THINKING ABOUT making some resolutions for the New Year? No doubt you’ll probably resolve to spend more time with family, lose weight, get out of debt, become more organized or something along those lines, as those are among the top resolutions people choose each year.

Such personal resolutions are, no doubt, important. But what about civic resolutions? Have you thought of any? Let me offer a few suggestions.

Our elected representatives should resolve to embrace transparency. It costs little to let the sunshine in, but the dividend — gaining (or regaining) the public trust — is huge.

In Norfolk, it could be as simple as holding all council meetings in the evenings, including work sessions, perhaps alternating the formal and informal sessions each week.
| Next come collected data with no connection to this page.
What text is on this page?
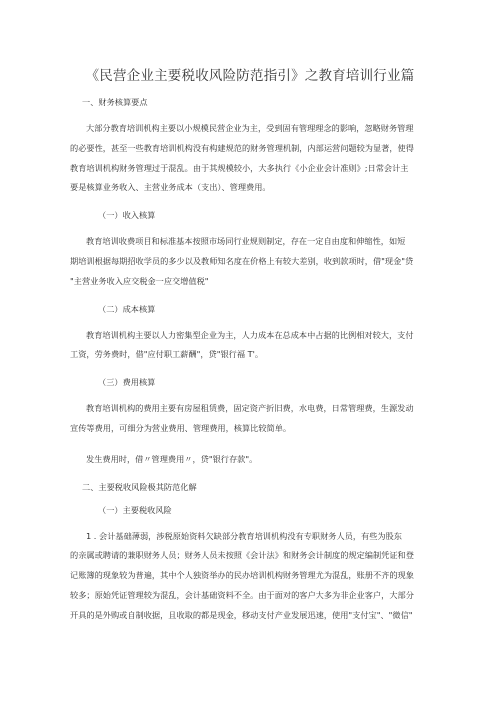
《民营企业主要税收风险防范指引》之教育培训行业篇
一、财务核算要点
大部分教育培训机构主要以小规模民营企业为主，受到固有管理理念的影响，忽略财务管理
的必要性，甚至一些教育培训机构没有构建规范的财务管理机制，内部运营问题较为显著，使得
教育培训机构财务管理过于混乱。由于其规模较小，大多执行《小企业会计准则》;日常会计主
要是核算业务收入、主营业务成本（支出）、管理费用。
（一）收入核算
教育培训收费项目和标准基本按照市场同行业规则制定，存在一定自由度和伸缩性，如短
期培训根据每期招收学员的多少以及教师知名度在价格上有较大差别，收到款项时，借"现金"贷
"主营业务收入应交税金一应交增值税"
（二）成本核算
教育培训机构主要以人力密集型企业为主，人力成本在总成本中占据的比例相对较大，支付
工资，劳务费时，借"应付职工薪酬"，贷"银行福 T'。
（三）费用核算
教育培训机构的费用主要有房屋租赁费，固定资产折旧费，水电费，日常管理费，生源发动
宣传等费用，可细分为营业费用、管理费用，核算比较简单。
发生费用时，借〃管理费用〃，贷"银行存款"。
二、主要税收风险极其防范化解
（一）主要税收风险
1 . 会计基础薄弱，涉税原始资料欠缺部分教育培训机构没有专职财务人员，有些为股东
的亲属或聘请的兼职财务人员；财务人员未按照《会计法》和财务会计制度的规定编制凭证和登
记账簿的现象较为普遍，其中个人独资举办的民办培训机构财务管理尤为混乱，账册不齐的现象
较多；原始凭证管理较为混乱，会计基础资料不全。由于面对的客户大多为非企业客户，大部分
开具的是外购或自制收据，且收取的都是现金，移动支付产业发展迅速，使用"支付宝"、"微信"
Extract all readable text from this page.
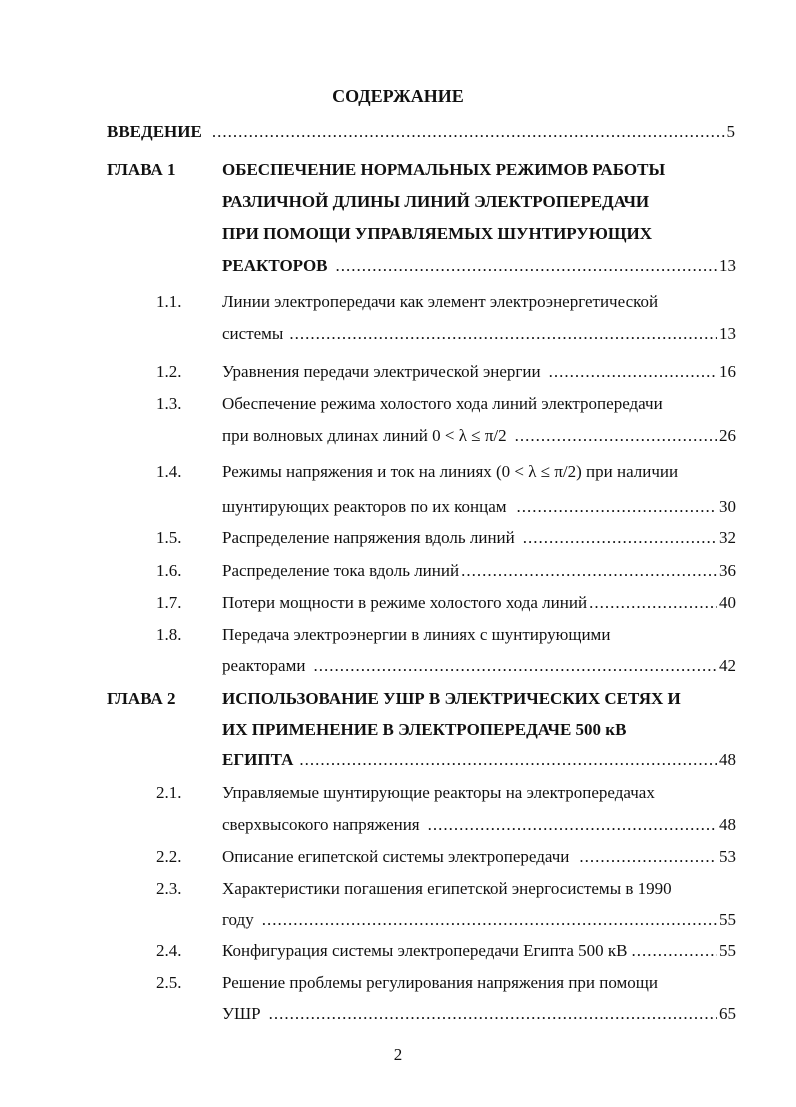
СОДЕРЖАНИЕ
ВВЕДЕНИЕ .....	5
ГЛАВА 1	ОБЕСПЕЧЕНИЕ НОРМАЛЬНЫХ РЕЖИМОВ РАБОТЫ
РАЗЛИЧНОЙ ДЛИНЫ ЛИНИЙ ЭЛЕКТРОПЕРЕДАЧИ
ПРИ ПОМОЩИ УПРАВЛЯЕМЫХ ШУНТИРУЮЩИХ
РЕАКТОРОВ .....	13
1.1. Линии электропередачи как элемент электроэнергетической
системы .....	13
1.2. Уравнения передачи электрической энергии .....	16
1.3. Обеспечение режима холостого хода линий электропередачи
при волновых длинах линий 0 < λ ≤ π/2 .....	26
1.4. Режимы напряжения и ток на линиях (0 < λ ≤ π/2) при наличии
шунтирующих реакторов по их концам .....	30
1.5. Распределение напряжения вдоль линий .....	32
1.6. Распределение тока вдоль линий .....	36
1.7. Потери мощности в режиме холостого хода линий .....	40
1.8. Передача электроэнергии в линиях с шунтирующими
реакторами .....	42
ГЛАВА 2	ИСПОЛЬЗОВАНИЕ УШР В ЭЛЕКТРИЧЕСКИХ СЕТЯХ И
ИХ ПРИМЕНЕНИЕ В ЭЛЕКТРОПЕРЕДАЧЕ 500 кВ
ЕГИПТА .....	48
2.1. Управляемые шунтирующие реакторы на электропередачах
сверхвысокого напряжения .....	48
2.2. Описание египетской системы электропередачи .....	53
2.3. Характеристики погашения египетской энергосистемы в 1990
году .....	55
2.4. Конфигурация системы электропередачи Египта 500 кВ .....	55
2.5. Решение проблемы регулирования напряжения при помощи
УШР .....	65
2
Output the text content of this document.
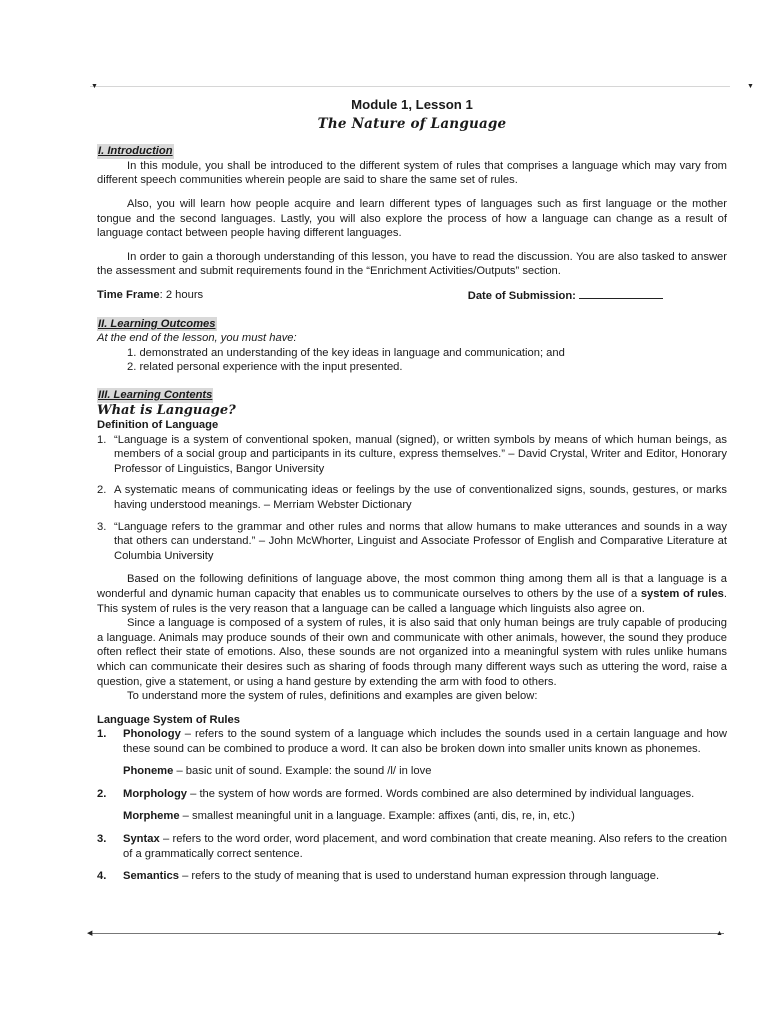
▼	▼
Module 1, Lesson 1
The Nature of Language
I. Introduction

In this module, you shall be introduced to the different system of rules that comprises a language which may vary from different speech communities wherein people are said to share the same set of rules.

Also, you will learn how people acquire and learn different types of languages such as first language or the mother tongue and the second languages. Lastly, you will also explore the process of how a language can change as a result of language contact between people having different languages.

In order to gain a thorough understanding of this lesson, you have to read the discussion. You are also tasked to answer the assessment and submit requirements found in the “Enrichment Activities/Outputs” section.

Time Frame: 2 hours	Date of Submission:
II. Learning Outcomes

At the end of the lesson, you must have:

1. demonstrated an understanding of the key ideas in language and communication; and

2. related personal experience with the input presented.

III. Learning Contents
What is Language?

Definition of Language

1. “Language is a system of conventional spoken, manual (signed), or written symbols by means of which human beings, as members of a social group and participants in its culture, express themselves.” – David Crystal, Writer and Editor, Honorary Professor of Linguistics, Bangor University
2. A systematic means of communicating ideas or feelings by the use of conventionalized signs, sounds, gestures, or marks having understood meanings. – Merriam Webster Dictionary
3. “Language refers to the grammar and other rules and norms that allow humans to make utterances and sounds in a way that others can understand.” – John McWhorter, Linguist and Associate Professor of English and Comparative Literature at Columbia University

Based on the following definitions of language above, the most common thing among them all is that a language is a wonderful and dynamic human capacity that enables us to communicate ourselves to others by the use of a system of rules. This system of rules is the very reason that a language can be called a language which linguists also agree on.

Since a language is composed of a system of rules, it is also said that only human beings are truly capable of producing a language. Animals may produce sounds of their own and communicate with other animals, however, the sound they produce often reflect their state of emotions. Also, these sounds are not organized into a meaningful system with rules unlike humans which can communicate their desires such as sharing of foods through many different ways such as uttering the word, raise a question, give a statement, or using a hand gesture by extending the arm with food to others.

To understand more the system of rules, definitions and examples are given below:

Language System of Rules

1.	Phonology – refers to the sound system of a language which includes the sounds used in a certain language and how these sound can be combined to produce a word. It can also be broken down into smaller units known as phonemes.

Phoneme – basic unit of sound. Example: the sound /l/ in love

2.	Morphology – the system of how words are formed. Words combined are also determined by individual languages.

Morpheme – smallest meaningful unit in a language. Example: affixes (anti, dis, re, in, etc.)

3.	Syntax – refers to the word order, word placement, and word combination that create meaning. Also refers to the creation of a grammatically correct sentence.
4.	Semantics – refers to the study of meaning that is used to understand human expression through language.
◀	▲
At the very least, minutes from the informal work sessions would be a positive step.

And a little accountability goes a long way. What we’ve seen in Virginia is the creation of entities that appear to be accountable to no one, with Hampton Roads Transit, the Community Services Board and the constitutional offices among them.

Our representatives should resolve that the buck stops somewhere.

As the General Assembly persists in adhering to the antiquated Dillon Rule, lawmakers have to put safeguards in place to make these entities accountable. If Norfolk appoints members to the board of the CSB, they should be accountable to the city. If Virginia Beach provides the majority of the funding for the constitutional officers, they should be accountable to that city. And if the board of HRT is composed of appointees from the seven cities, they should be accountable to them all. Resolve that there be something more than just cursory reports of activities.

There are some 1.7 million people in Hampton Roads. Those making appointments might want to consider that when looking for nominees. Resolve to reach beyond the usual suspects — there is a wealth of talent in the region waiting to be tapped.

Of course, the appointees have a responsibility, too. Simply attending a board meeting once a month is usually not enough. If you serve on a board or commission, resolve to gain a better understanding of the entity’s operation and its culture.

All citizens have a role to play in making our representatives responsive to us. Resolve to participate in this democracy of ours — at every level — by making time to learn who serves on your city council and your school board.

For the ambitious among us, resolve to attend a council meeting or a school board meeting or two, or offer to serve on a board.

Get to know your state legislators. Follow their votes in the General Assembly. Write them, call them or, better yet, visit them in Richmond when they are in session. Let them know what is important to you.

And if you didn’t vote in 2010, resolve to do so in November, when the entire General Assembly is up for election, after making sure, of course, that you know what the candidates stand for.

Resolve to read something written by somebody whose political persuasion is different from yours. You might not agree, but at least you’ll have a better understanding of the perspective.

Ultimately, we are government, and government is us. A little give and take by elected officials and citizens alike can only improve the process. Let us resolve to make it happen.